Schüler und Schülerinnen als Testpublikum
Neben seinen Bühnenauftritten bleibt Oldani dem Schulalltag treu. Zwar liegt sein Schwerpunkt mittlerweile auf den Shows, doch unterrichtet er weiterhin regelmässig – derzeit etwa einen Tag pro Woche. Der Kontakt zu Kindern sei für ihn zentral, nicht zuletzt, weil sie oft als erstes Testpublikum für neue Ideen dienen.
Neues Programm ab Herbst 2026
Aktuell arbeitet er gemeinsam mit seiner Frau – ebenfalls Lehrerin und als «Profesora Bummbastic» in der französischen und italienischen Schweiz Teil des Programms – an einer Weiterentwicklung seines Angebots. Im Zentrum der neuen Show «Wow!», die ab Herbst dieses Jahres starten soll, steht die Neugier der Kinder. Das neue Programm setzt verstärkt auf Alltagsfragen wie «Warum ist der Himmel blau?» oder «Warum gefriert Wasser?» und greift damit genau jene Themen auf, die Kinder wie Erwachsene gleichermassen beschäftigen. Einige Antworten auf solche Fragen findet man bereits auf seiner Website bummbastic. ch beantwortet. Hier gibts viele Anleitungen und Videos zum selber Entdecken und Experimentieren.

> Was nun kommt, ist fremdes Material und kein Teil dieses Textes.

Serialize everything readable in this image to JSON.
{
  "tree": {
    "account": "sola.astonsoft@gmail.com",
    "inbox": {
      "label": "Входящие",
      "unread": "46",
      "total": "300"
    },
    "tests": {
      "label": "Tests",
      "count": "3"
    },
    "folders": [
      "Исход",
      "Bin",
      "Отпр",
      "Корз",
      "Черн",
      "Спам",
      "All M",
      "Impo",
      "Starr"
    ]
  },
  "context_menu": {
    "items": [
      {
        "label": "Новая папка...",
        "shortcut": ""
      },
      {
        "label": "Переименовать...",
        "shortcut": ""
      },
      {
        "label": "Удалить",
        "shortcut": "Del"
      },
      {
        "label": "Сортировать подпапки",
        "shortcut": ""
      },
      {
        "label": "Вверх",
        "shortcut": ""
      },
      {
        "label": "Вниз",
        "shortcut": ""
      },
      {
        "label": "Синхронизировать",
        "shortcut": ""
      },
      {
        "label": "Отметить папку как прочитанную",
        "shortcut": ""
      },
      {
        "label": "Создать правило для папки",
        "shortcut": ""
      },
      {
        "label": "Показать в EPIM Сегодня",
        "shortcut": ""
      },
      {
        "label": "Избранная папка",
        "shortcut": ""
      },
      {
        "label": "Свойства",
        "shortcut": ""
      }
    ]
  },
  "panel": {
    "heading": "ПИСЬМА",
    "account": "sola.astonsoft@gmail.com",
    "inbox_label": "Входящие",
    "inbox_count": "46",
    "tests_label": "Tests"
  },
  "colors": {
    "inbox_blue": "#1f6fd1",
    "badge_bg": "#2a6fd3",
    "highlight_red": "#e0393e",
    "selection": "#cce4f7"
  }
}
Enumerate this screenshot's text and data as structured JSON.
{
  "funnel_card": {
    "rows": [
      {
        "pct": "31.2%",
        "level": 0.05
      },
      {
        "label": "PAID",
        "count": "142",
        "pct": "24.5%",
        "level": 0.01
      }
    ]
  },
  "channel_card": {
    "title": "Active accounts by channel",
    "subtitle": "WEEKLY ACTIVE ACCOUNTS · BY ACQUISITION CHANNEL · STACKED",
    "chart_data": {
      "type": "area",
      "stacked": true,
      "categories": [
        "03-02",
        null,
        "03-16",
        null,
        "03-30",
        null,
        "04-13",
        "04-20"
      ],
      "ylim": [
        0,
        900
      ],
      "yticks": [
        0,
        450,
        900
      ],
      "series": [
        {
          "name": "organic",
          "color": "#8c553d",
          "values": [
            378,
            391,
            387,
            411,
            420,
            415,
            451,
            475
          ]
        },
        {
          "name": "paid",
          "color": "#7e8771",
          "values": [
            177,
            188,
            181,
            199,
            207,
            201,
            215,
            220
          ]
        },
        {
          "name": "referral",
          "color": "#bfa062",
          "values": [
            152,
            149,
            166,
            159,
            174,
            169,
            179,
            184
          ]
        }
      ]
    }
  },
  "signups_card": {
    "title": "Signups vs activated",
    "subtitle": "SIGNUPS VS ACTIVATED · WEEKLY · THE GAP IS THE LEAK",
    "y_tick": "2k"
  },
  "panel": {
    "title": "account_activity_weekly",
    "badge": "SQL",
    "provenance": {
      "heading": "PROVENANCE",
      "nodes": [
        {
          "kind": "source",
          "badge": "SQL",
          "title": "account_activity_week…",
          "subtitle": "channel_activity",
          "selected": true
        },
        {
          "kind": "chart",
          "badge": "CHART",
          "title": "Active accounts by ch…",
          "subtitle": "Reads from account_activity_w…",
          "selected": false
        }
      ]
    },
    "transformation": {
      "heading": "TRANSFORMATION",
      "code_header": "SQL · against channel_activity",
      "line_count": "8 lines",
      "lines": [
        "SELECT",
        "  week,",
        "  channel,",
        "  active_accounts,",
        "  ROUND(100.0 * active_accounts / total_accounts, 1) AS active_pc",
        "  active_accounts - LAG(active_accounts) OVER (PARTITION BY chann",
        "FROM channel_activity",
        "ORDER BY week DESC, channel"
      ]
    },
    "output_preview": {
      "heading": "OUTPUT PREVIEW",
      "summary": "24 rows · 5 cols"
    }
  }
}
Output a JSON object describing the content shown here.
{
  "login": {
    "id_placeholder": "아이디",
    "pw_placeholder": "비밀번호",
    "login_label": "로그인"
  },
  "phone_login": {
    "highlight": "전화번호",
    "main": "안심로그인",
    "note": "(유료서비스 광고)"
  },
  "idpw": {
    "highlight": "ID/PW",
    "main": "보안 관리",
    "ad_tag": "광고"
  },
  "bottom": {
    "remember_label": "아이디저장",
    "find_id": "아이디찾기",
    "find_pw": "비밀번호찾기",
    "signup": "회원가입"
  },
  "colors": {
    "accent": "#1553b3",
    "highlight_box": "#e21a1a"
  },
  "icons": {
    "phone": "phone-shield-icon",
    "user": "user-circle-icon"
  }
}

Anstehen fürs Erinnerungsfoto
Er habe Professor Bummbastic jetzt schon zum zweiten Mal gesehen, erzählt ein 7-jähriger Bub. Und eine 6-Jährige verkündet stolz, sie habe zuhause mit ihren Eltern zusammen das Raketenauto gebastelt. Das Anstehen in der Schlange liefert einige interessante Rückmeldungen. Anstehen deshalb, weil sich Professor Bummbastic nach der Show viel Zeit für seine Fans nimmt. Die Autogrammkarten sind begehrt, und ein Erinnerungsfoto mit dem Professor und Roboter NAO gehört für viele Show-Besucher schon fast zwingend dazu.
Die Vorstellung in Gontenschwil zeigte eindrücklich, dass das Konzept von Professor Bummbastic funktioniert. Die Mischung aus spektakulären Experimenten, verständlichen Erklärungen und interaktiven Elementen zog das Publikum in ihren Bann – und dürfte bei vielen nicht nur für Unterhaltung, sondern auch für neue Fragen gesorgt haben. Ganz im Sinne von Professor Bummbastic.